10. Price-to-Sales Ratio: Final chart shows the S&P 500 price to sales ratio. There's a few things to note on this indicator: 1. S&P 500 composition has changed across time, and 2. the level of profit margins have changed across time (and 3. investors receive profits/dividends, not sales as such). That all said, this valuation indicator is at eye-watering levels. Again, despite its short comings, it's another sign of a maturing bull market.
Bottom line: The lofty price to sales ratio is a sign of a maturing bull market.
So where does all this leave us?
This week there's probably 2 categories of interest:
1. Overbought & Overhyped
The signals and charts on the overbought and overhyped front, or aka the signs of a maturing bull market, included the first two charts on the RSI (overbought), the second two charts on investor sentiment (extreme optimism), the VIX (complacency/calm before the storm), and the price to sales (extreme overvaluation).

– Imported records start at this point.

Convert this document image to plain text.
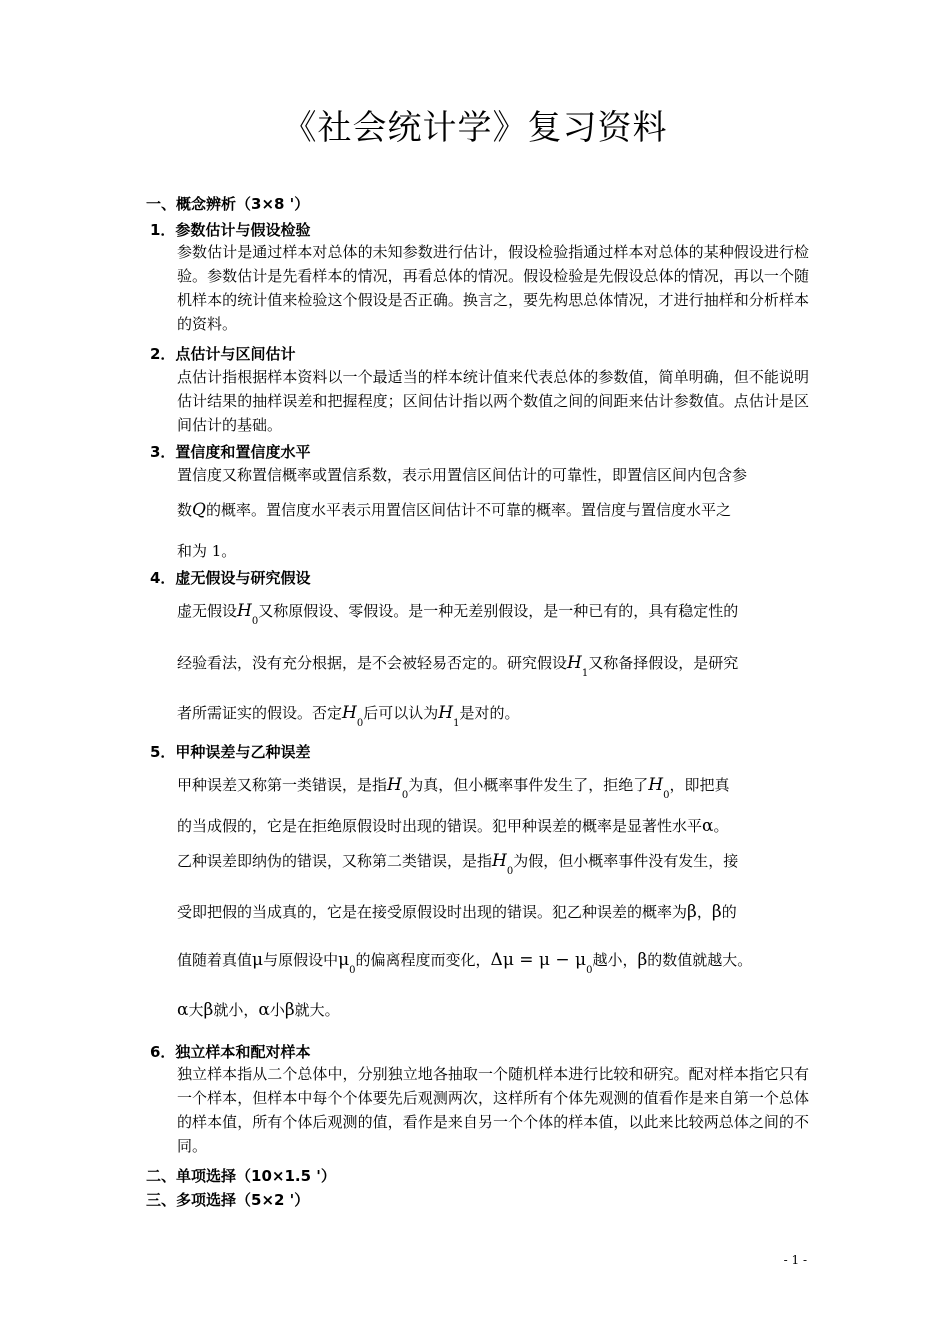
《社会统计学》复习资料
一、概念辨析（3×8 '）
1．参数估计与假设检验
参数估计是通过样本对总体的未知参数进行估计，假设检验指通过样本对总体的某种假设进行检验。参数估计是先看样本的情况，再看总体的情况。假设检验是先假设总体的情况，再以一个随机样本的统计值来检验这个假设是否正确。换言之，要先构思总体情况，才进行抽样和分析样本的资料。
2．点估计与区间估计
点估计指根据样本资料以一个最适当的样本统计值来代表总体的参数值，简单明确，但不能说明估计结果的抽样误差和把握程度；区间估计指以两个数值之间的间距来估计参数值。点估计是区间估计的基础。
3．置信度和置信度水平
置信度又称置信概率或置信系数，表示用置信区间估计的可靠性，即置信区间内包含参
数Q的概率。置信度水平表示用置信区间估计不可靠的概率。置信度与置信度水平之
和为 1。
4．虚无假设与研究假设
虚无假设$H_0$又称原假设、零假设。是一种无差别假设，是一种已有的，具有稳定性的
经验看法，没有充分根据，是不会被轻易否定的。研究假设$H_1$又称备择假设，是研究
者所需证实的假设。否定$H_0$后可以认为$H_1$是对的。
5．甲种误差与乙种误差
甲种误差又称第一类错误，是指$H_0$为真，但小概率事件发生了，拒绝了$H_0$，即把真
的当成假的，它是在拒绝原假设时出现的错误。犯甲种误差的概率是显著性水平α。
乙种误差即纳伪的错误，又称第二类错误，是指$H_0$为假，但小概率事件没有发生，接
受即把假的当成真的，它是在接受原假设时出现的错误。犯乙种误差的概率为β，β的
值随着真值μ与原假设中$\mu_0$的偏离程度而变化，$\Delta\mu = \mu - \mu_0$越小，β的数值就越大。
α大β就小，α小β就大。
6．独立样本和配对样本
独立样本指从二个总体中，分别独立地各抽取一个随机样本进行比较和研究。配对样本指它只有一个样本，但样本中每个个体要先后观测两次，这样所有个体先观测的值看作是来自第一个总体的样本值，所有个体后观测的值，看作是来自另一个个体的样本值，以此来比较两总体之间的不同。
二、单项选择（10×1.5 '）
三、多项选择（5×2 '）
- 1 -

The strong profit margins chart and the solid growth in dividends goes to show that there is for now a fundamental element to the bull market. As the ISM chart showed, the fundamentals often get the strongest in the final stages of the bull market.
As the headline noted, the theme of this week is "overbought and overhyped" as the classical overbought signals lined up with "overhyped" signals of extremes in sentiment, complacency, and valuation. But as long as the fundamentals remain sound, the risk of a bear market (vs. a correction or selloff) remain remote.
Disclosure: I/we have no positions in any stocks mentioned, and no plans to initiate any positions within the next 72 hours.
I wrote this article myself, and it expresses my own opinions. I am not receiving compensation for it (other than from Seeking Alpha). I have no business relationship with any company whose stock is mentioned in this article.